At 20, he was dousing oil-well fires in Kuwait, while gingerly side- stepping surface land mines strategically placed by departing invaders from Iraq.
Today, at 30, he’s boss of an innovative pipeline servicing company that doesn’t so much open new technological doors as kick them down.
They should start calling Jared Sayers, president of Red Flame Hot Tap Services Ltd., the Fast Track Kid. For the uninitiated, hot tapping bears no resemblance to hot wiring and/or wiretapping.
It’s a 50-year-old technique for installing branch connections from oil and gas wells to existing pipelines, without shutting down the line or reducing pressure of the flow.
“If you did shut it down, the line could be out of commission for two or three days,” said the Fast Track Kid, spelling things out for a neophyte.
![]() |
| Carla Victor, for Business Edge |
| Jared Sayers, president of Red Flame Hot Tap Services, says tying wells into live pipelines isn’t as risky as many think. |
“It’s quite a process. You’d have to cold-cut the pipeline, purge it and clean it before you could safely weld on the new line.”
In short, an expensive proposition.
“But when a client calls us, we’ll go in under full pressure. We weld on our piece, drill in the pipe, add the new valve and we’re away,” Sayers said with a grin, making the job sound as simple as flipping on a light switch.
It isn’t. Which is why clients – major clients – do call, Schlumberger Oilfield Services and Alliance Pipeline among them.
The fact is, this Red Deer company’s 28 engineers, technicians and machinists are in the process of cornering the market in this highly specialized niche.
“We don’t really HAVE direct competitors, in terms of our range of services. We do our own R&D, we design, manufacture and test our own tools and fittings under one roof, not to mention our field services,” said Sayers.
Red Flame Hot Tap Services performed the procedure 362 times in 2001, almost once a day. This year, they’ll top out over 400.
Oilfield service pros have known for years that hot- tapping is the most cost-effective method of tying a well into a pipeline. But the risk involved has been a traditional stumbling block.
“But we’ve proven, via our research and engineering, that it’s actually very safe,” said Sayers. “We’ve shown that hot tapping is a viable option. That’s probably why our biggest marketing tool is education.”
![]() |
| Carla Victor, for Business Edge |
| Jared Sayers |
An education is exactly what this precocious over-achiever absorbed at his father’s elbow.

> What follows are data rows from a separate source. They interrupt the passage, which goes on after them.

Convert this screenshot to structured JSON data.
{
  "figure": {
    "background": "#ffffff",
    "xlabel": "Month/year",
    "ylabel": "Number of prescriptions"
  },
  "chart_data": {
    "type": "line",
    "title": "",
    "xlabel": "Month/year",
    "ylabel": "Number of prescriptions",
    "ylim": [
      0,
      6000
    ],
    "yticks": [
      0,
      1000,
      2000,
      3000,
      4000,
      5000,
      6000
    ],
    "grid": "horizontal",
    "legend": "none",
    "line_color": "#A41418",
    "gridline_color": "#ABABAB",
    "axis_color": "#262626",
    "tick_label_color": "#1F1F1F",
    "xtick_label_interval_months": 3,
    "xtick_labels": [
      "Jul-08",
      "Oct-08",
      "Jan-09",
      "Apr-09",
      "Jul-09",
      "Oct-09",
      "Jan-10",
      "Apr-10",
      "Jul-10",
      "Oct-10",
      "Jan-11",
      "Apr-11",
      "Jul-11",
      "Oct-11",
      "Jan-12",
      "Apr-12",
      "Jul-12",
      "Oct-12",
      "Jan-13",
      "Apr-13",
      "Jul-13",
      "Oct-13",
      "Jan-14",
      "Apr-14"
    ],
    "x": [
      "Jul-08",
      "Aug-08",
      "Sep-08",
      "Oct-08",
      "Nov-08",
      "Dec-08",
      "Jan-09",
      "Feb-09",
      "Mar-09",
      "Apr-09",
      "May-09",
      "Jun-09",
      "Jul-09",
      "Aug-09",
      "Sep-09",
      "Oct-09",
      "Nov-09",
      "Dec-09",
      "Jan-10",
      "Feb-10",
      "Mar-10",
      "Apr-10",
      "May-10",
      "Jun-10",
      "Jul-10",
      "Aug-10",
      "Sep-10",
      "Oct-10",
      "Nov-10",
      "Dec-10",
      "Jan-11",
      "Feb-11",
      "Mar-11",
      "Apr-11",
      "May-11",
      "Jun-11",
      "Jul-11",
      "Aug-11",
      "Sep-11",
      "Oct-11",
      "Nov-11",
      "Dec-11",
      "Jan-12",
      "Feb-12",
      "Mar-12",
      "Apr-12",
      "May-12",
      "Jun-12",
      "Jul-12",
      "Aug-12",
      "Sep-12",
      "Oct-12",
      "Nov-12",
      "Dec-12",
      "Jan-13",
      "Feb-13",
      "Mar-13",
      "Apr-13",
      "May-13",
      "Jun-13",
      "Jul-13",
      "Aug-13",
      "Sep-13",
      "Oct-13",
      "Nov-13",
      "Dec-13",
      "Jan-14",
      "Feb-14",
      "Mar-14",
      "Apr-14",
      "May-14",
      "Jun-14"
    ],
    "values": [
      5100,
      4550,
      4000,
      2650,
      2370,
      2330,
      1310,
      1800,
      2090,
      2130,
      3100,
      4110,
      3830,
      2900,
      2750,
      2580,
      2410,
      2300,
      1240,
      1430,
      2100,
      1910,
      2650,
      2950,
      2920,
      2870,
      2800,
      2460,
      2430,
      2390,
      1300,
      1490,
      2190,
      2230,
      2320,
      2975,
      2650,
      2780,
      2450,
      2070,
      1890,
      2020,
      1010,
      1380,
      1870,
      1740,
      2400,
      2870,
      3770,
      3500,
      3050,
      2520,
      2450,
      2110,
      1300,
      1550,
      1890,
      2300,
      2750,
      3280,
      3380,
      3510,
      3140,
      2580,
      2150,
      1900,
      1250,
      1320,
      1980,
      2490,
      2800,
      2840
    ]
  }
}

Jared served his practicum battling well fires in the Middle East with dad Bob and older brother Rob.
The name Bob Sayers, who founded the original Red Flame Oil Well Firefighters and Blowout Specialists in the late 1970s, may not resonate as loudly as those of Red Adair, or Mike Miller of Safety Boss. But he was there beside them when Kuwait’s oilfields (736 wells) were ablaze during the Gulf War.
The year before, Sayers Sr. and his professional staff – including young Jared – had travelled to Iran to put a lid on one of the biggest wildcat blowouts in global history.
Jared’s dad also claims credit for being first to control a well fire by freezing the head with liquid nitrogen, now a common practice. Another Sayers innovation was a fire-control technique that involved hot-tapping into the blazing well head.
Then came Iran and Kuwait.
“It wasn’t that difficult to put out the fires,” Jared remembered. “It’s a lot tougher to deal with the gas or oil coming out of the ground.”
For six months, the team drove through minefields every day and waded through lakes of spilled oil at the well sites.
Maybe the Fast Track Kid was too young to be scared. “I was with my dad and my brother,” he grinned. “And they really knew what they were doing.”
Now that he’s a full-time hot-tapper, not much has changed.
Jared Sayers still relishes a challenge. And when oilpatch giant Schlumberger recently asked the impossible, he didn’t flinch.
“They wanted a system allowing them to clamp a line onto the main pipeline without welding. But they wanted the equipment to withstand 5,000 psi. That was unprecedented for a bolt-on unit. It’s tough to create a seal at such high pressure,” Sayers explained.
He’s still not sure why he promised to deliver. But he did. Red Flame called in outside consultants and finally hired a U.S. aerospace manufacturer to create a seal powerful enough to withstand the pressure.
Within three months, the 5,000-psi system had been delivered – designed and manufactured from scratch, in-house.
No surprise. The Fast Track Kid has always done his best work under pressure.